Premier axe. Identité et principes fondamentaux
I. Religion et ethnicité
"Etat musulman" ou pays "musulman" ? Quid de la liberté de conscience, et des droits de minorités ? Et le tamazight, doit-il être "langue nationale" ou "langue officielle" ?
Préambule
Le royaume du Maroc, état musulman souverain, dont la langue officielle est l’arabe, constitue une partie du Grand Maghreb Arabe. État africain, il s’assigne en outre, comme l’un de ses objectifs, la réalisation de l’unité africaine.
Article 6
L’islam est la religion de l’état qui garantit à tous le libre exercice des cultes.
Dès le préambule, c’est mal parti. Notre Constitution ne nous dit pas réellement qui nous sommes. "état musulman (…) dont la langue officielle est l’arabe", cela ne reflète pas l’identité plurielle de la nation marocaine. Prenons la composante amazighe de notre identité, dont plus personne n’ose contester la prééminence historique. Elle n’est mentionnée nulle part dans la Constitution. Quant à notre rapport à l’islam, il est légitime de comprendre de l’article 6 que le Maroc n’est pas loin d’une théocratie, se contentant de donner des gages de tolérance aux autres religions… Bref, le prélude de notre Constitution mérite d’être complètement réécrit. Sur cette question, cruciale, de choix de mots et d’adjectifs, 3 tendances se dégagent parmi nos constituants.

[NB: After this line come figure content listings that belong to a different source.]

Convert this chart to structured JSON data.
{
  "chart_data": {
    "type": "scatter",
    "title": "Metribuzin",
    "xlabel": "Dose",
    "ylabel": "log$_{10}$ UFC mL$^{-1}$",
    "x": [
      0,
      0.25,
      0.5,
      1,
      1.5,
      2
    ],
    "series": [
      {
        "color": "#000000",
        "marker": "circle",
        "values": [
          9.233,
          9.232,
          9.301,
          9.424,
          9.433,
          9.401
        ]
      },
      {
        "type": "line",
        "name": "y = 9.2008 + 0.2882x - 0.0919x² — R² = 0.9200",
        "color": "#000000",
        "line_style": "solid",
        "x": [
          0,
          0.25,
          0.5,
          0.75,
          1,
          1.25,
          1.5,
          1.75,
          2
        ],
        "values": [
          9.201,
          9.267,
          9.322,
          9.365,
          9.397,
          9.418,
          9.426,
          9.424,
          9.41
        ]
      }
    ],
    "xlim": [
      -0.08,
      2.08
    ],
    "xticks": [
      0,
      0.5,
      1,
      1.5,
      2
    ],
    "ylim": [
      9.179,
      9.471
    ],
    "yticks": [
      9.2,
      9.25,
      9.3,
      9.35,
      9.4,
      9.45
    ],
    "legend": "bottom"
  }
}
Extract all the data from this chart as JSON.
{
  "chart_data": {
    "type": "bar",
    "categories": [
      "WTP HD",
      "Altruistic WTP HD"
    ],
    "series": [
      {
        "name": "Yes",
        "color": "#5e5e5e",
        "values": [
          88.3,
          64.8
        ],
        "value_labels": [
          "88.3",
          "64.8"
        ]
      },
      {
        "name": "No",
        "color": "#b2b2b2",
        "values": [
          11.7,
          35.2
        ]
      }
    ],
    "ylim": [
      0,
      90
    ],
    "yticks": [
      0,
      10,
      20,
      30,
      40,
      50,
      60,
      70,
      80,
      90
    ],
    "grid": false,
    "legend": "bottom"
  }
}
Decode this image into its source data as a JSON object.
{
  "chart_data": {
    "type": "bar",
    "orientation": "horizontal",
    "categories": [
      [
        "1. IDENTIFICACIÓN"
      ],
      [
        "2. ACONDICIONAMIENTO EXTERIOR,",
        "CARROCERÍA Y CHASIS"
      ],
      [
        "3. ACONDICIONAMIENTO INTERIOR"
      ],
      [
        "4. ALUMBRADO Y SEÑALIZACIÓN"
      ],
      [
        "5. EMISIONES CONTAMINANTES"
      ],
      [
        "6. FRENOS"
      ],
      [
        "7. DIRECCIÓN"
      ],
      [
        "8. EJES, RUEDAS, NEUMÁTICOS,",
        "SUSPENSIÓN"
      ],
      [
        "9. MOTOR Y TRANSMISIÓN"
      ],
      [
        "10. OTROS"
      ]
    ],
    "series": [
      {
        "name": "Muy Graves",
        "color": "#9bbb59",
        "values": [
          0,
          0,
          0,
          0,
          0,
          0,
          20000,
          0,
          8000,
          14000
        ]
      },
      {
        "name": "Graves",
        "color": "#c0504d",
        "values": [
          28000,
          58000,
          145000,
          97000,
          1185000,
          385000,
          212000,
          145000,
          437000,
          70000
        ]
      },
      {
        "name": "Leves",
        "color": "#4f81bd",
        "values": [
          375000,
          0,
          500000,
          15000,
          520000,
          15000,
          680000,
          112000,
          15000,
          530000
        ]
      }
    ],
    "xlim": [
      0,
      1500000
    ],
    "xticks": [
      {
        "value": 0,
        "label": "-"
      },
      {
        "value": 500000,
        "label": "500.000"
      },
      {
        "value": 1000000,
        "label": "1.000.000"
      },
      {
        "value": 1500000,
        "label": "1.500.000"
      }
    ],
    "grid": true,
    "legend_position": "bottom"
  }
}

Une première tendance propose d’aligner exhaustivement toutes les composantes de l’identité marocaine, sans tri ni hiérarchie. Pour elle, le Maroc est "un pays amazigho-arabo-africano-judéo-islamique appartenant à l’aire méditerranéenne". Son message ? Reconnaître toutes les minorités, qu’elles soient ethniques, raciales ou confessionnelles. égalitariste, cette tendance ne se contente pas d’exiger que le tamazight soit reconnu comme langue nationale (utilisable par tous) mais aussi comme langue officielle (utilisée par l’administration). Soucieuse de protéger les droits des minorités, elle voudrait que "la déclaration universelle des droits de l’homme", version onusienne, soit clairement et solennellement mise en avant dans le préambule. Son objectif ? Consacrer la primauté des conventions internationales sur les lois nationales et couper l’herbe sous le pied des islamistes qui chercheraient à introduire plus de Charia dans le droit. En mettant en avant le référentiel universel, cette tendance refuse que la spécificité religieuse biaise le politique. Pour ce, elle propose que l’état abandonne son épithète de "musulman" et accorde aux Marocains, noir sur blanc, "la liberté de conscience". Reconnaissant, tout de même, que le Maroc est "un pays musulman" (c’est-à-dire habité par une écrasante majorité de citoyens se réclamant de cette religion), elle ne renie pas à l’état (qu’elle souhaite tout de même "neutre") le droit de promouvoir l’islam via les médias et l’école. Mais si l’islam doit être cité dans la Constitution, elle recommande de lui ajouter l’adjectif "éclairé". Tant qu’à ouvrir le bal des interprétations, autant les orienter d’avance dans le bon sens.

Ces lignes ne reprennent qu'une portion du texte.